January 21, 2010

The truth doesn't have to hurt

An Onion headline caught my eye because it jokes about something close to home: the self-interest at the heart of many institutions’ audience research efforts.

I do empathize with the joke at the core of the article, from back in September, “University Of Illinois Researchers Find Link Between Attending University Of Illinois, Receiving Solid Education At Great Price.” Isn’t that the dream that everyone has for the audience research projects they fund or lead? How could an organization go into audience research not hoping that it emerges with a report validating its worth and proving its indispensability in stark black and white (or better yet, colorful graphs and charts)? 

(On a related note, check out a post that my colleague Cheryl wrote on advocacy vs. empiricism. She could have used the same Onion headline.)

For the people within institutions who are responsible for research, hesitation and nervous anticipation about what the study will uncover are natural. What if the report highlights the areas in which we’re most vulnerable as an organization? Areas where we fall short? Or initiatives that have cost a lot of money but haven’t yet had a measurable impact on my audience or mission? Am I supposed to feel proud to share findings like those? How will I get funders and board members to trust my decisions and open up their wallets to me after research findings like that?

As a researcher, I’ve worked with clients on all points of the bravery spectrum: those who only want to hear positive news (in most cases, because their sights are set on sharing that validation with those funders and board members) and those who go in not bracing themselves for the worst but actively hoping for critical findings so they can finally understand why single-ticket sales are down or why so many people are coming to one performance but not returning.

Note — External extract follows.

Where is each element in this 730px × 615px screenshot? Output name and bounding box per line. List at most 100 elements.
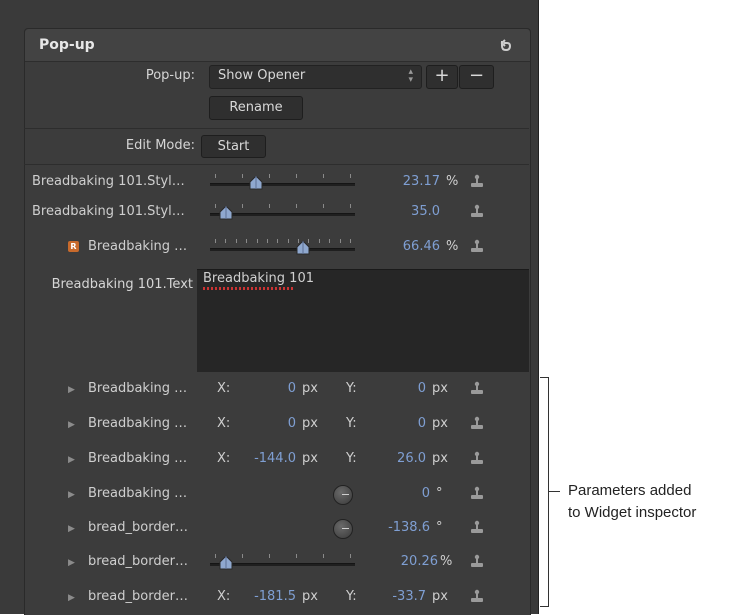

Not surprisingly, our most successful projects are the ones where the good, the bad, and the ugly findings are greeted with equal excitement and curiosity.

Not that I expect all organizations to treat “bad news” the way Domino’s Pizza has. The company crafted a national ad campaign (watch short version or longer cut) in which they proudly share consumers’ negative feedback about the quality of their food and tell how it spurred them to make improvements. For instance, they’ll be using “100% real cheese” from now on. (I really don’t want to know what was used before.)
 


While that’s certainly a bold way to go, it’s not the only way to “own” your shortfalls and address negative perceptions that may exist about your organization. Nor does it mean you have to act on all the insights you gather or fix every flaw that your audiences complain about. After all, it‘s up to you and your colleagues to decide what to do with the research findings you receive — which findings to respond to immediately, which to mull over or investigate further later on, and which to dismiss outright because they don’t support your mission.

I’m not advocating discounting results as “irrelevant” if they’re not what you wanted to hear. But I’ve found that a fear of what research may uncover has held people back from even asking the tough questions, and part of that fear is the misperception that once you know about a problem, you somehow have to solve it overnight.

For nonprofit organizations whose success hinges on connecting to people in deep and meaningful ways (and that’s most of our clients), ignorance about the negatives isn’t bliss. It’s what stands between you and making those connections. In fact, while it may be frustrating to hear negative perceptions about your organization or suggestions about what you should do differently (especially when those perceptions and suggestions are based on misinformation about your organization), isn’t it better to know what you’re up against?

Of course, this is easy for me to say because I’m the outside researcher. I also realize that I’m leaving out the important role that positive indicators (especially ones that reflect an improvement over time) can play in identifying an organization’s core strengths and assets. But that’s another post.

I’m curious: How have you dealt with these questions? Have you received any disappointing or negative research findings that spurred you to make changes — ones that you wouldn’t have made if you hadn’t been open to “owning” that bad news? On the flip side, have you missed any opportunities because you’ve been focusing too much what your organization has been doing well?



2 Comments »
Janis — January 25, 2010

Audiences tend to be a bit different for different such firms, and you can exploit this. It's the same in any market research type of situation. There's firms that will deliver happy/bouncy reports swearing that pink unicorns will shower everyone with free chocolate in five years thanks to Company XYZ's product, and the officers in XYZ will go buy those reports to show to VCs to get them to cough up money.

Then, there's the market research firms that the VCs will go to to get their own reports -- they tend to be a bit more flinty. :-)

It's often a matter of who you think will find your reports worthwhile. Some research firms carve out a niche as the go-to firm for people looking for funding, and others function as the go-to firm for people who are expected to sign the checks.

How often are you asked to create a report by something other than the institution responsible for creating the "product" in question? I'm sensing not often.

Cheryl Slover-Linett — March 02, 2010

Sunday's NY Times took a similar position in this article about the healthcare debate: http://www.nytimes.com/2010/02/28/weekin.... Depending on how a poll asked the question, support for the "public option" ranged from 44% to 66%, quite a difference and certainly on a topic with greater public policy impact than most of the studies we do. Glad to see the issue of question wording is getting high-level visibility!